In order to create stability in an inherently unstable environment, a true understanding of the ecology becomes critical. For example, if a species/strain of toxic algae becomes dominant, it is theoretically possible to introduce a mix of specific phage (a virus) that will selectively kill/control those algae. With cheap enough DNA analysis to determine what strains of what organisms make up the microbiological ecology and a library of lytic phages, we could, in theory, stabilize the ecology in a structure that is beneficial to the farmer as the system shifts from one species of profitable algae to another species by killing unwanted toxic algae with specific phage additions. With enough information on the status of the microbiological ecology and enough control tools, the problem of stability becomes a standard control theory problem through which an unstable system is made stable by active feedback control.
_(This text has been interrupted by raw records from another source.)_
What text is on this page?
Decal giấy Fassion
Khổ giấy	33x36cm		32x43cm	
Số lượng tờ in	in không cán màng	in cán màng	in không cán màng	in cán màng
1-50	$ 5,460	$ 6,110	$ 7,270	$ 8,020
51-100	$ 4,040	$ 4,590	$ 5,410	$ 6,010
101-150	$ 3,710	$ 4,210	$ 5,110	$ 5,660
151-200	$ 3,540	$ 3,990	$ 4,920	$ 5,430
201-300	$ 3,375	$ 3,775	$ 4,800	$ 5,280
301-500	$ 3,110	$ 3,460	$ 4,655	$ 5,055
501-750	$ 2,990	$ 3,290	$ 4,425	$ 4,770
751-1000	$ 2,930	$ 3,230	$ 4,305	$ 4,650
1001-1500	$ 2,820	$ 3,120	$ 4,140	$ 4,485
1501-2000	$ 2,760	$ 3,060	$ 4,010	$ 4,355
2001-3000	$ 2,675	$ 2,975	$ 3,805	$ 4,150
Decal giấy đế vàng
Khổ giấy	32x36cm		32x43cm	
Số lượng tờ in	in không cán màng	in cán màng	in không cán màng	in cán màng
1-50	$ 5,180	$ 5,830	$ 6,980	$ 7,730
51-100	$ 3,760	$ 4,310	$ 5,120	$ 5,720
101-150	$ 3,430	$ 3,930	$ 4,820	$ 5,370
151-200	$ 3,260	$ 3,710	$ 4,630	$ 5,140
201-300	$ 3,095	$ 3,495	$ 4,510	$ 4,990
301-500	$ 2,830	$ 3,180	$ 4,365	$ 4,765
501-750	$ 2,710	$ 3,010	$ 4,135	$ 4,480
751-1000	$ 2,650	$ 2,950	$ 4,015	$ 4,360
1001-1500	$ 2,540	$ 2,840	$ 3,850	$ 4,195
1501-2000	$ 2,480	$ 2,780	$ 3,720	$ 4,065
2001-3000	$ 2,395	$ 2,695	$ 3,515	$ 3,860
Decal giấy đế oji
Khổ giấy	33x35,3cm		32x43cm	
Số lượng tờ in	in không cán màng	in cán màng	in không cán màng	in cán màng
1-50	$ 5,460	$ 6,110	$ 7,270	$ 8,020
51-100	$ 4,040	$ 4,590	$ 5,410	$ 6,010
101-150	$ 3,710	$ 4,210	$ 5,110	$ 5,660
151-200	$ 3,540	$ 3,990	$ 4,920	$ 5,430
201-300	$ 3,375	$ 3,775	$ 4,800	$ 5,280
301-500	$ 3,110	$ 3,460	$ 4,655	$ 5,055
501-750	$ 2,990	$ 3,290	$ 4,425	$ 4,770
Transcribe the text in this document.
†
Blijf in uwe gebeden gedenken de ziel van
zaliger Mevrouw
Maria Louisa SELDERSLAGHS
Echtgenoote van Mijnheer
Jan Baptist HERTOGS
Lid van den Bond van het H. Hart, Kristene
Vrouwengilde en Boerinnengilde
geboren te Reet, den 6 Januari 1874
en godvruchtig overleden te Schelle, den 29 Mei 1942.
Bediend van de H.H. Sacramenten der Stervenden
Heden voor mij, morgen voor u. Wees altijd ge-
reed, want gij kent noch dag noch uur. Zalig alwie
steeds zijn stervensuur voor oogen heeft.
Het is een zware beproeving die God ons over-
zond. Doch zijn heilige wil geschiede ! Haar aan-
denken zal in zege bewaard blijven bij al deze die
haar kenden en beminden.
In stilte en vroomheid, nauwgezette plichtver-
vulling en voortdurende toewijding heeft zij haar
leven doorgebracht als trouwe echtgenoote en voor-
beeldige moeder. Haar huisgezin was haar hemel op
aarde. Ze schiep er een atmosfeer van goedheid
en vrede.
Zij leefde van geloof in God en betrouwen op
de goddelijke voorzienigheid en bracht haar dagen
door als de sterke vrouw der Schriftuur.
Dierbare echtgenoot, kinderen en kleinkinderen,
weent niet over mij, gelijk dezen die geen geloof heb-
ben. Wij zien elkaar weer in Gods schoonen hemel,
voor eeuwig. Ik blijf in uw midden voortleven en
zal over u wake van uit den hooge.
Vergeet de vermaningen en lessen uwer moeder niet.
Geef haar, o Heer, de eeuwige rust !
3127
Research in this direction will be tightly coupled with basic research into natural microbiological ecologies, biotechnology and the rapidly changing area of bioinformatics. To accomplish this necessitates support of very basic research along with support of the more applied practical research and increasing the communication between the two complimentary research areas.

Future aquaculture will of necessity be tightly coupled with biotechnology. Consequently research efforts should be concentrated in biotechnology. Initially, the amount of money devoted to research will represent a high percentage of sales, because the amount of resources devoted to aquaculture R&D needs to be based upon what the industry will be two decades from now, not on what it is today.

Dallas Weaver, PhD, started designing and building closed aquaculture systems in 1973 and worked for several engineering/consulting companies in the fields of air pollution, liquid wastes, and solid wastes until 1980. Today, he’s the Owner/President of Scientific Hatcheries.